Last Friday, we told you about the recent activities of the DOGE, which encouraged federal workers to resign, demanded a shut down of the US Agency for International Development, and sought access to agencies’ records. This week’s pace was the same. So let’s sift through the continued onslaught of headlines: about how the world’s richest man is wielding the power given to him by Trump to help remake the United States, the lack of transparency into his actions and the ongoing concerns that his companies stand to benefit from many changes.

Representing “America, Inc,” Musk said during the World Governments Summit in Meydan, that he was helping the company engage in a type of “corporate turnaround” that should include deletion of entire agencies.

“If you leave a weed without removing its roots, then it’s easy for it to grow again,” he said. It doesn’t stop weeds from growing back if you remove the roots of the weed.

The US DOGE Service: Why did President Donald Trump Leave? A Memorino from Dickerson, the Technology Transformation Services, and the US Department of State

“It’s beyond debate that a more aggressive approach was necessary if we were ever going to make any progress in our lifetimes,” says Mikey Dickerson, who was the founding administrator of the United States Digital Service, which has now been refashioned into Musk’s US DOGE Service. Before the inauguration of Trump, he left. On day one of Trump’s second term, his executive order establishing the temporary organization DOGE as a temporary organization within the government was something that Dickerson would have liked to see in the charter of the agency.
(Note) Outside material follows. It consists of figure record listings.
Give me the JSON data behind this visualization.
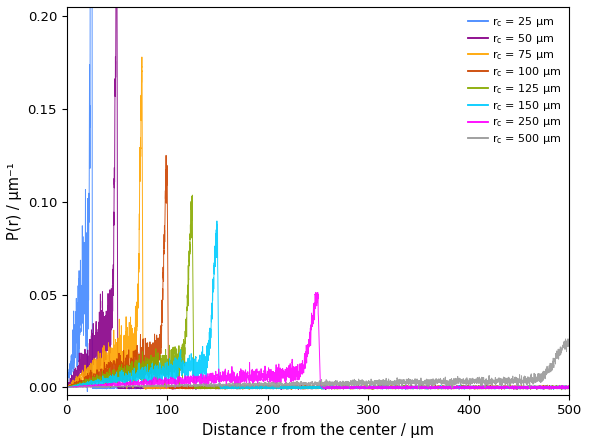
{
  "title": "",
  "xlabel": "Distance r from the center / μm",
  "ylabel": "P(r) / μm⁻¹",
  "xlim": [
    0,
    500
  ],
  "ylim": [
    -0.004,
    0.205
  ],
  "series": [
    {
      "rc": 25,
      "color": "#4488FF",
      "label": "r_c = 25 μm"
    },
    {
      "rc": 50,
      "color": "#880088",
      "label": "r_c = 50 μm"
    },
    {
      "rc": 75,
      "color": "#FFA500",
      "label": "r_c = 75 μm"
    },
    {
      "rc": 100,
      "color": "#CC4400",
      "label": "r_c = 100 μm"
    },
    {
      "rc": 125,
      "color": "#88AA00",
      "label": "r_c = 125 μm"
    },
    {
      "rc": 150,
      "color": "#00CCFF",
      "label": "r_c = 150 μm"
    },
    {
      "rc": 250,
      "color": "#FF00FF",
      "label": "r_c = 250 μm"
    },
    {
      "rc": 500,
      "color": "#999999",
      "label": "r_c = 500 μm"
    }
  ],
  "yticks": [
    0.0,
    0.05,
    0.1,
    0.15,
    0.2
  ],
  "xticks": [
    0,
    100,
    200,
    300,
    400,
    500
  ]
}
He particularly liked the paragraph that forced agencies to give USDS teams access to systems and records. “That wouldn’t have been a magic bullet, but it would have created a strong presumption that they needed to cooperate,” he says. “We didn’t really have that, so it was pretty much optional whether anybody wanted to work with us.”

Ann Lewis, who headed the Technology Transformation Services, an agency devoted to using modern tech to make government accessible to its citizens, tried to view the DOGE takeover in a positive light. It didn’t take long for that light to dim. “The model of bringing in private-sector people who have a fresh perspective and skills and who want to help is a great idea,” she tells me. “But we’re not seeing people from the private sector with lots of experience who want to understand how everything works.”